Author ORCID Identifier

https://orcid.org/0000-0002-3080-5868

Semester

Summer

Date of Graduation

2025

Document Type

Dissertation

Degree Type

PhD

College

Eberly College of Arts and Sciences

Department

Physics and Astronomy

Committee Chair

Aldo Romero

Committee Co-Chair

Juan Felipe Carrasquilla Alvarez

Committee Member

Subhasish Mandal

Committee Member

Tudor Stanescu

Abstract

Understanding and predicting the magnetic behavior of materials from first principles is one of the central challenges in condensed matter physics. This dissertation presents a systematic framework that bridges ab initio calculations, many-body physics, and effective spin models to analyze magnetic materials in particular, but also more general quantum systems. Starting from the electron many-body Hamiltonian and the second quantization formalism, we derive Density Functional Theory (DFT) and explain how magnetic properties emerge from exchange interactions and can be interpreted as perturbations to the magnetization density.
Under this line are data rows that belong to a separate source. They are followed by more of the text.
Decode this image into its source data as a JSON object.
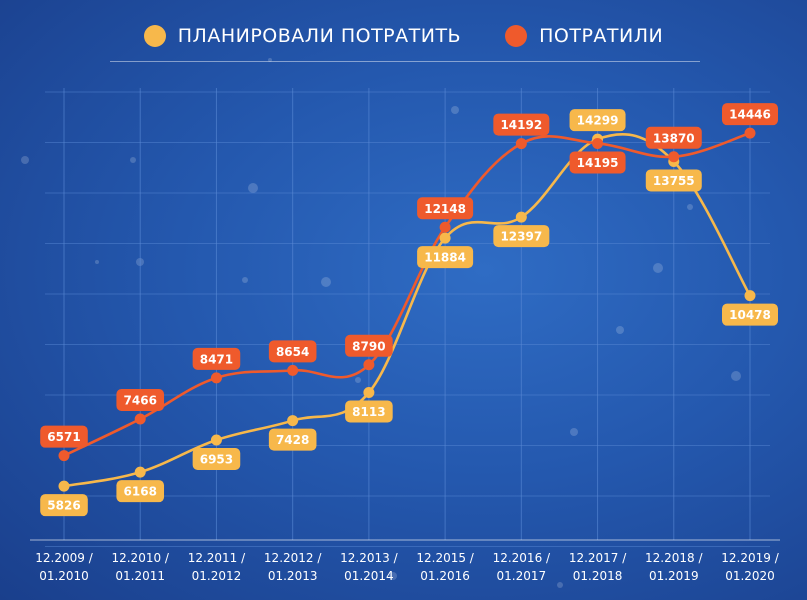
{
  "chart_data": {
    "type": "line",
    "categories": [
      [
        "12.2009 /",
        "01.2010"
      ],
      [
        "12.2010 /",
        "01.2011"
      ],
      [
        "12.2011 /",
        "01.2012"
      ],
      [
        "12.2012 /",
        "01.2013"
      ],
      [
        "12.2013 /",
        "01.2014"
      ],
      [
        "12.2015 /",
        "01.2016"
      ],
      [
        "12.2016 /",
        "01.2017"
      ],
      [
        "12.2017 /",
        "01.2018"
      ],
      [
        "12.2018 /",
        "01.2019"
      ],
      [
        "12.2019 /",
        "01.2020"
      ]
    ],
    "series": [
      {
        "name": "ПЛАНИРОВАЛИ ПОТРАТИТЬ",
        "color": "#f7b84b",
        "values": [
          5826,
          6168,
          6953,
          7428,
          8113,
          11884,
          12397,
          14299,
          13755,
          10478
        ],
        "labels": [
          "5826",
          "6168",
          "6953",
          "7428",
          "8113",
          "11884",
          "12397",
          "14299",
          "13755",
          "10478"
        ],
        "label_side": [
          "below",
          "below",
          "below",
          "below",
          "below",
          "below",
          "below",
          "above",
          "below",
          "below"
        ]
      },
      {
        "name": "ПОТРАТИЛИ",
        "color": "#ef5a2c",
        "values": [
          6571,
          7466,
          8471,
          8654,
          8790,
          12148,
          14192,
          14195,
          13870,
          14446
        ],
        "labels": [
          "6571",
          "7466",
          "8471",
          "8654",
          "8790",
          "12148",
          "14192",
          "14195",
          "13870",
          "14446"
        ],
        "label_side": [
          "above",
          "above",
          "above",
          "above",
          "above",
          "above",
          "above",
          "below",
          "above",
          "above"
        ]
      }
    ],
    "ylim": [
      5000,
      15500
    ],
    "grid": true,
    "legend_position": "top-center",
    "background_color": "#2458ae",
    "grid_color": "#5a8ad6"
  }
}
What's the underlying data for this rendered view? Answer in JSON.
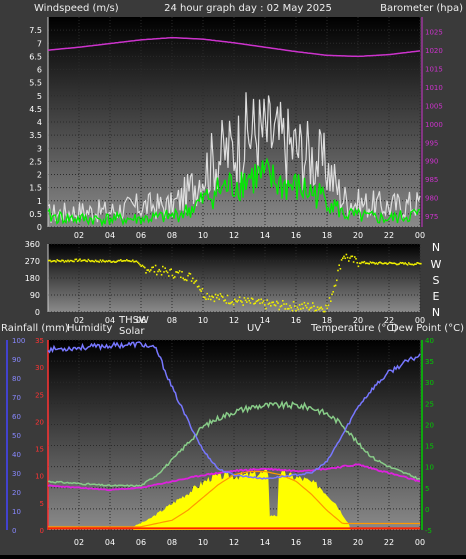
{
  "header": {
    "windspeed_label": "Windspeed (m/s)",
    "title": "24 hour graph day : 02 May 2025",
    "barometer_label": "Barometer (hpa)"
  },
  "direction_labels": [
    "N",
    "W",
    "S",
    "E",
    "N"
  ],
  "bottom_header": {
    "rainfall_label": "Rainfall (mm)",
    "humidity_label": "Humidity",
    "thsw_label": "THSW",
    "solar_label": "Solar",
    "uv_label": "UV",
    "temperature_label": "Temperature (°C)",
    "dewpoint_label": "Dew Point (°C)"
  },
  "colors": {
    "wind_avg": "#00ee00",
    "wind_gust": "#dddddd",
    "barometer": "#cc33cc",
    "direction": "#eeee00",
    "humidity": "#7777ff",
    "temperature": "#88cc88",
    "dewpoint": "#dd22dd",
    "solar": "#ffff00",
    "uv": "#ff9900",
    "rain": "#ff2200",
    "left_axis": "#ff3333",
    "right_axis": "#00cc00",
    "baro_axis": "#cc33cc"
  },
  "chart_data": [
    {
      "type": "line",
      "title": "24 hour graph day : 02 May 2025",
      "ylabel": "Windspeed (m/s)",
      "ylabel_right": "Barometer (hpa)",
      "x_ticks": [
        "02",
        "04",
        "06",
        "08",
        "10",
        "12",
        "14",
        "16",
        "18",
        "20",
        "22",
        "00"
      ],
      "ylim": [
        0,
        8
      ],
      "y_ticks": [
        "0",
        "0.5",
        "1",
        "1.5",
        "2",
        "2.5",
        "3",
        "3.5",
        "4",
        "4.5",
        "5",
        "5.5",
        "6",
        "6.5",
        "7",
        "7.5"
      ],
      "ylim_right": [
        972,
        1029
      ],
      "y_ticks_right": [
        "975",
        "980",
        "985",
        "990",
        "995",
        "1000",
        "1005",
        "1010",
        "1015",
        "1020",
        "1025"
      ],
      "grid": true,
      "series": [
        {
          "name": "Windspeed",
          "x": [
            0,
            2,
            4,
            6,
            8,
            9,
            10,
            11,
            12,
            13,
            14,
            15,
            16,
            17,
            18,
            19,
            20,
            22,
            24
          ],
          "values": [
            0.4,
            0.3,
            0.3,
            0.3,
            0.4,
            0.6,
            1.0,
            1.4,
            1.6,
            1.9,
            1.9,
            1.6,
            1.5,
            1.3,
            1.1,
            0.5,
            0.4,
            0.3,
            0.5
          ]
        },
        {
          "name": "Gust",
          "x": [
            0,
            2,
            4,
            6,
            8,
            9,
            10,
            11,
            12,
            13,
            14,
            15,
            16,
            17,
            18,
            19,
            20,
            22,
            24
          ],
          "values": [
            0.5,
            0.6,
            0.6,
            0.8,
            0.8,
            1.3,
            2.1,
            2.7,
            3.0,
            3.6,
            3.6,
            3.3,
            3.0,
            2.7,
            2.3,
            1.1,
            0.9,
            0.8,
            0.9
          ]
        },
        {
          "name": "Barometer",
          "x": [
            0,
            2,
            4,
            6,
            8,
            10,
            12,
            14,
            16,
            18,
            20,
            22,
            24
          ],
          "values": [
            1020.0,
            1020.8,
            1021.8,
            1022.8,
            1023.4,
            1023.0,
            1022.0,
            1020.8,
            1019.6,
            1018.6,
            1018.3,
            1018.8,
            1019.8
          ]
        }
      ]
    },
    {
      "type": "scatter",
      "ylabel_right": "N W S E N",
      "ylim": [
        0,
        360
      ],
      "y_ticks": [
        "0",
        "90",
        "180",
        "270",
        "360"
      ],
      "x_ticks": [
        "02",
        "04",
        "06",
        "08",
        "10",
        "12",
        "14",
        "16",
        "18",
        "20",
        "22",
        "00"
      ],
      "grid": true,
      "series": [
        {
          "name": "Wind direction",
          "x": [
            0,
            1,
            2,
            3,
            4,
            5,
            5.6,
            6,
            7,
            8,
            9,
            9.5,
            10,
            11,
            12,
            13,
            14,
            15,
            16,
            17,
            18,
            19,
            19.5,
            20,
            21,
            22,
            23,
            24
          ],
          "values": [
            272,
            270,
            274,
            270,
            268,
            272,
            270,
            235,
            222,
            205,
            190,
            170,
            95,
            75,
            62,
            50,
            40,
            35,
            30,
            28,
            22,
            305,
            275,
            262,
            258,
            258,
            255,
            255
          ]
        }
      ]
    },
    {
      "type": "line",
      "ylabel": "Rainfall (mm)",
      "ylabel_right": "Temperature (°C)",
      "x_ticks": [
        "02",
        "04",
        "06",
        "08",
        "10",
        "12",
        "14",
        "16",
        "18",
        "20",
        "22",
        "00"
      ],
      "ylim_outer": [
        0,
        100
      ],
      "y_ticks_outer": [
        "0",
        "10",
        "20",
        "30",
        "40",
        "50",
        "60",
        "70",
        "80",
        "90",
        "100"
      ],
      "ylim_left": [
        0,
        35
      ],
      "y_ticks_left": [
        "0",
        "5",
        "10",
        "15",
        "20",
        "25",
        "30",
        "35"
      ],
      "ylim_right": [
        -5,
        40
      ],
      "y_ticks_right": [
        "-5",
        "0",
        "5",
        "10",
        "15",
        "20",
        "25",
        "30",
        "35",
        "40"
      ],
      "grid": true,
      "series": [
        {
          "name": "Humidity",
          "x": [
            0,
            2,
            4,
            6,
            7,
            8,
            9,
            10,
            11,
            12,
            13,
            14,
            15,
            16,
            17,
            18,
            19,
            20,
            21,
            22,
            23,
            24
          ],
          "values": [
            95,
            96,
            97,
            98,
            95,
            75,
            58,
            42,
            32,
            29,
            28,
            27,
            28,
            29,
            30,
            36,
            50,
            65,
            75,
            83,
            88,
            92
          ]
        },
        {
          "name": "Temperature",
          "x": [
            0,
            2,
            4,
            6,
            7,
            8,
            9,
            10,
            11,
            12,
            13,
            14,
            15,
            16,
            17,
            18,
            19,
            20,
            21,
            22,
            23,
            24
          ],
          "values": [
            6.5,
            6.0,
            5.5,
            5.5,
            8.0,
            11.5,
            15.5,
            19.5,
            21.5,
            23.0,
            24.0,
            24.5,
            24.5,
            24.5,
            24.0,
            22.5,
            20.0,
            15.5,
            12.0,
            10.0,
            8.5,
            7.0
          ]
        },
        {
          "name": "Dew Point",
          "x": [
            0,
            2,
            4,
            6,
            8,
            10,
            12,
            14,
            16,
            18,
            20,
            22,
            24
          ],
          "values": [
            5.5,
            5.0,
            4.5,
            5.0,
            6.5,
            8.0,
            9.0,
            9.5,
            9.0,
            9.5,
            10.5,
            8.5,
            6.5
          ]
        },
        {
          "name": "Solar",
          "x": [
            5.5,
            6.5,
            7.5,
            8.5,
            9.5,
            10.5,
            11.5,
            12.5,
            13.5,
            14.5,
            15.5,
            16.5,
            17.5,
            18.5,
            19.5
          ],
          "values": [
            2,
            6,
            12,
            18,
            24,
            30,
            31,
            31,
            32,
            33,
            31,
            29,
            25,
            16,
            2
          ]
        },
        {
          "name": "UV",
          "x": [
            6,
            8,
            9,
            10,
            11,
            12,
            13,
            14,
            15,
            16,
            17,
            18,
            19
          ],
          "values": [
            0.5,
            1.5,
            3.0,
            5.0,
            7.0,
            8.5,
            9.0,
            9.0,
            8.5,
            7.5,
            5.5,
            3.0,
            1.0
          ]
        },
        {
          "name": "Rainfall",
          "x": [
            0,
            24
          ],
          "values": [
            0.3,
            0.3
          ]
        }
      ]
    }
  ]
}
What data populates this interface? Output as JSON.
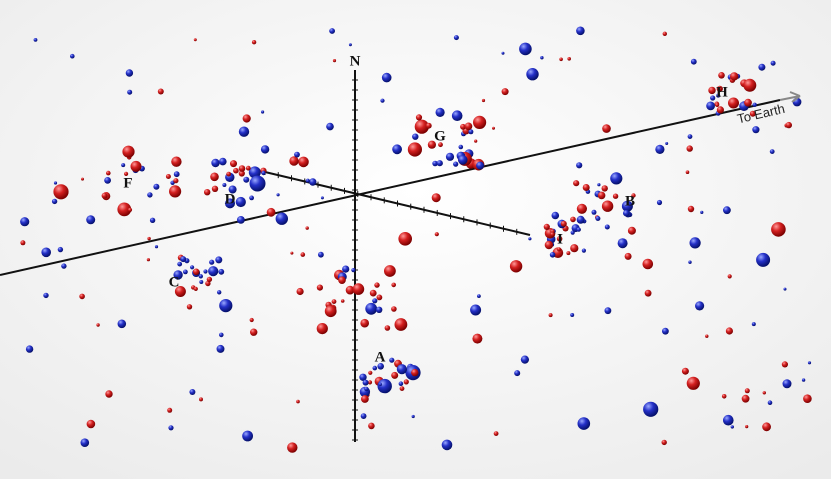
{
  "axis_label": "N",
  "direction_label": "To Earth",
  "groups": [
    {
      "label": "A"
    },
    {
      "label": "B"
    },
    {
      "label": "C"
    },
    {
      "label": "D"
    },
    {
      "label": "F"
    },
    {
      "label": "G"
    },
    {
      "label": "H"
    },
    {
      "label": "I"
    }
  ]
}
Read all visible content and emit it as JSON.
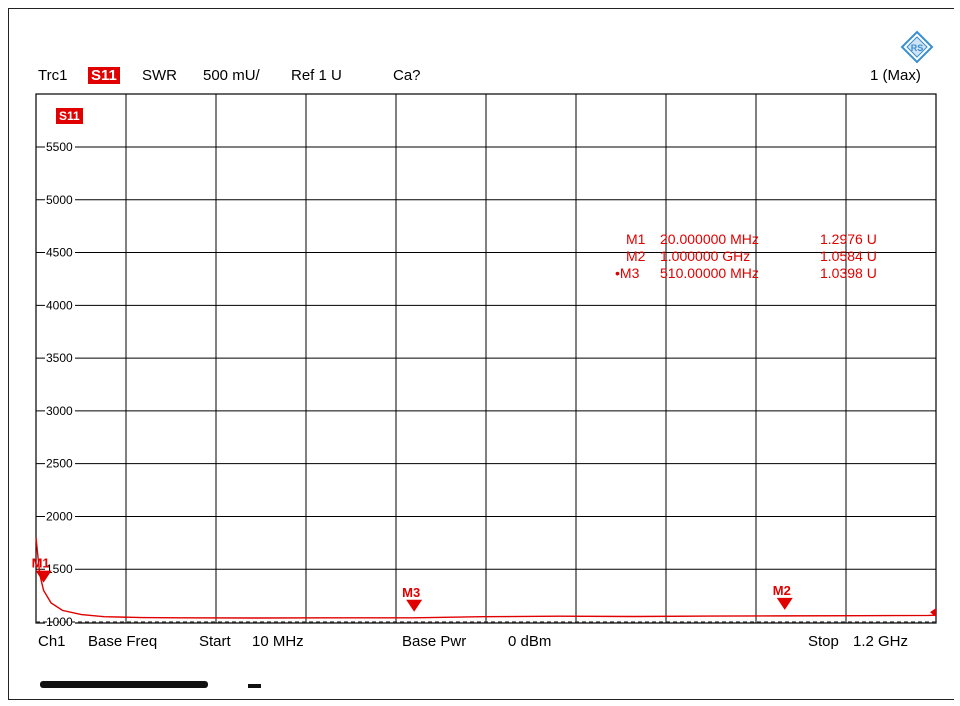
{
  "header": {
    "trace": "Trc1",
    "param": "S11",
    "format": "SWR",
    "scale": "500 mU/",
    "ref": "Ref 1 U",
    "cal": "Ca?",
    "right": "1 (Max)"
  },
  "trace_label": "S11",
  "footer": {
    "channel": "Ch1",
    "base_freq": "Base Freq",
    "start_label": "Start",
    "start_value": "10 MHz",
    "base_pwr": "Base Pwr",
    "pwr_value": "0 dBm",
    "stop_label": "Stop",
    "stop_value": "1.2 GHz"
  },
  "markers_table": [
    {
      "name": "M1",
      "freq": "20.000000 MHz",
      "value": "1.2976 U",
      "active": false
    },
    {
      "name": "M2",
      "freq": "1.000000 GHz",
      "value": "1.0584 U",
      "active": false
    },
    {
      "name": "M3",
      "freq": "510.00000 MHz",
      "value": "1.0398 U",
      "active": true
    }
  ],
  "colors": {
    "trace": "#e00000",
    "grid": "#000000",
    "logo": "#3a8fd0"
  },
  "logo_icon": "rohde-schwarz-logo",
  "chart_data": {
    "type": "line",
    "xlabel": "",
    "ylabel": "",
    "xlim": [
      10,
      1200
    ],
    "ylim": [
      1000,
      5500
    ],
    "y_ticks": [
      1000,
      1500,
      2000,
      2500,
      3000,
      3500,
      4000,
      4500,
      5000,
      5500
    ],
    "grid": true,
    "series": [
      {
        "name": "S11",
        "x": [
          10,
          15,
          20,
          30,
          45,
          70,
          100,
          150,
          200,
          300,
          400,
          510,
          600,
          700,
          800,
          900,
          1000,
          1100,
          1190,
          1200
        ],
        "y": [
          1800,
          1450,
          1300,
          1180,
          1110,
          1070,
          1050,
          1042,
          1040,
          1038,
          1040,
          1040,
          1050,
          1055,
          1052,
          1056,
          1058,
          1060,
          1062,
          1065
        ]
      }
    ],
    "markers": [
      {
        "name": "M1",
        "x": 20,
        "y": 1297.6
      },
      {
        "name": "M2",
        "x": 1000,
        "y": 1058.4
      },
      {
        "name": "M3",
        "x": 510,
        "y": 1039.8
      }
    ]
  }
}
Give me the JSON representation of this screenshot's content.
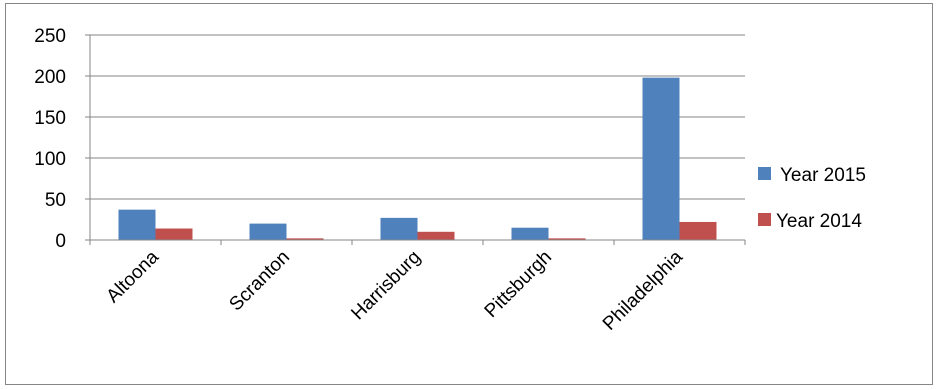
{
  "chart_data": {
    "type": "bar",
    "title": "",
    "xlabel": "",
    "ylabel": "",
    "categories": [
      "Altoona",
      "Scranton",
      "Harrisburg",
      "Pittsburgh",
      "Philadelphia"
    ],
    "series": [
      {
        "name": "Year 2015",
        "values": [
          37,
          20,
          27,
          15,
          198
        ],
        "color": "#4F81BD"
      },
      {
        "name": "Year 2014",
        "values": [
          14,
          2,
          10,
          2,
          22
        ],
        "color": "#C0504D"
      }
    ],
    "ylim": [
      0,
      250
    ],
    "yticks": [
      0,
      50,
      100,
      150,
      200,
      250
    ],
    "grid": true,
    "legend_position": "right"
  }
}
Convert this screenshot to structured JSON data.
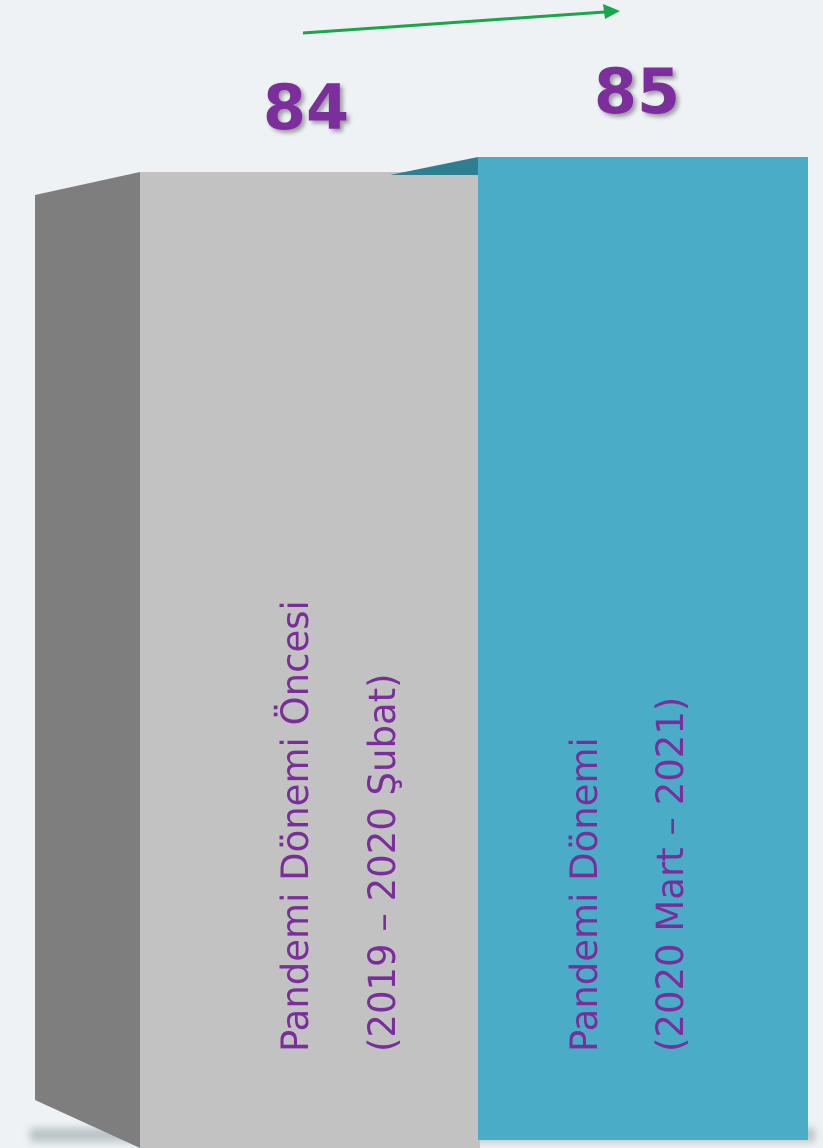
{
  "chart_data": {
    "type": "bar",
    "categories": [
      [
        "Pandemi Dönemi Öncesi",
        "(2019 – 2020 Şubat)"
      ],
      [
        "Pandemi Dönemi",
        "(2020 Mart – 2021)"
      ]
    ],
    "values": [
      84,
      85
    ],
    "value_labels": [
      "84",
      "85"
    ],
    "trend": "up",
    "colors": {
      "bar1_front": "#c2c2c2",
      "bar1_side": "#7e7e7e",
      "bar2_front": "#4bacc8",
      "bar2_top": "#2f7f93",
      "label": "#7b2d9c",
      "arrow": "#1aa64b",
      "background": "#eef2f4"
    }
  }
}
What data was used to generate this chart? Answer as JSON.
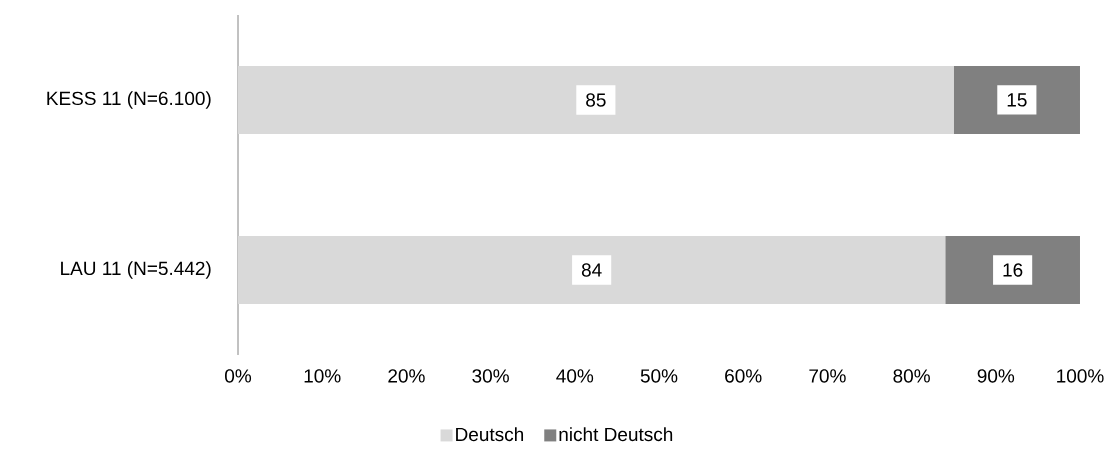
{
  "chart_data": {
    "type": "bar",
    "orientation": "horizontal",
    "stacked": true,
    "categories": [
      "KESS 11 (N=6.100)",
      "LAU 11 (N=5.442)"
    ],
    "series": [
      {
        "name": "Deutsch",
        "color": "#d9d9d9",
        "values": [
          85,
          84
        ]
      },
      {
        "name": "nicht Deutsch",
        "color": "#808080",
        "values": [
          15,
          16
        ]
      }
    ],
    "xlim": [
      0,
      100
    ],
    "xticks": [
      {
        "value": 0,
        "label": "0%"
      },
      {
        "value": 10,
        "label": "10%"
      },
      {
        "value": 20,
        "label": "20%"
      },
      {
        "value": 30,
        "label": "30%"
      },
      {
        "value": 40,
        "label": "40%"
      },
      {
        "value": 50,
        "label": "50%"
      },
      {
        "value": 60,
        "label": "60%"
      },
      {
        "value": 70,
        "label": "70%"
      },
      {
        "value": 80,
        "label": "80%"
      },
      {
        "value": 90,
        "label": "90%"
      },
      {
        "value": 100,
        "label": "100%"
      }
    ],
    "data_labels": true,
    "legend": "bottom"
  }
}
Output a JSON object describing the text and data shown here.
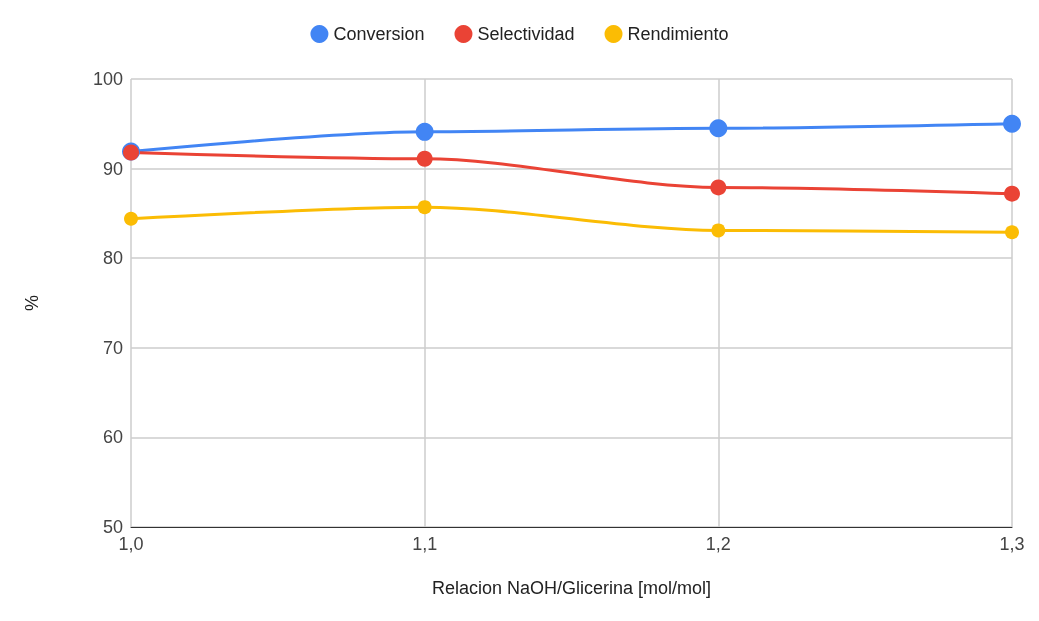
{
  "chart_data": {
    "type": "line",
    "xlabel": "Relacion NaOH/Glicerina [mol/mol]",
    "ylabel": "%",
    "x": [
      1.0,
      1.1,
      1.2,
      1.3
    ],
    "series": [
      {
        "name": "Conversion",
        "color": "#4285f4",
        "values": [
          91.9,
          94.1,
          94.5,
          95.0
        ]
      },
      {
        "name": "Selectividad",
        "color": "#ea4335",
        "values": [
          91.8,
          91.1,
          87.9,
          87.2
        ]
      },
      {
        "name": "Rendimiento",
        "color": "#fbbc04",
        "values": [
          84.4,
          85.7,
          83.1,
          82.9
        ]
      }
    ],
    "xlim": [
      1.0,
      1.3
    ],
    "xticks": [
      {
        "value": 1.0,
        "label": "1,0"
      },
      {
        "value": 1.1,
        "label": "1,1"
      },
      {
        "value": 1.2,
        "label": "1,2"
      },
      {
        "value": 1.3,
        "label": "1,3"
      }
    ],
    "ylim": [
      50,
      100
    ],
    "yticks": [
      50,
      60,
      70,
      80,
      90,
      100
    ],
    "grid": true,
    "legend": "top",
    "marker": "circle",
    "line_style": "solid"
  }
}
To capture these effects efficiently, we construct Heisenberg models from first principles using the Magnetic Force Theorem (MFT), which relates small variations in Kohn–Sham eigenvalues to magnetic exchange parameters. The combination of MFT and the Heisenberg model offers a computationally tractable approach to the many-body problem without compromising accuracy. However, it poses challenges due to assumptions of fixed localized spins, homogeneous rotations, and prior knowledge of the magnetic ground state. To address these limitations, we develop a self-consistent workflow based on linear spin-wave theory (LSWT) to identify stable spin configurations and predict the magnetic ground state. We also introduce a ligand downfolding procedure that systematically corrects for the limitations of MFT in systems with significant hybridization, addressing the ambiguities of magnetic region definitions and rotational homogeneity. We demonstrate the accuracy of these methods across a diverse set of transition metal compounds, showing agreement with experimental magnetic structures and spin-wave spectra measured by neutron scattering. Finally, we explore a deep learning–aided quantum computing approach to the many-body problem. We design a neural network architecture that learns to predict variational ansätze for quantum algorithms, enabling fast and generalizable solutions to electronic structure calculations. Together, these contributions advance a comprehensive strategy for magnetic materials design and quantum system modeling grounded in quantum theory and numerical methods.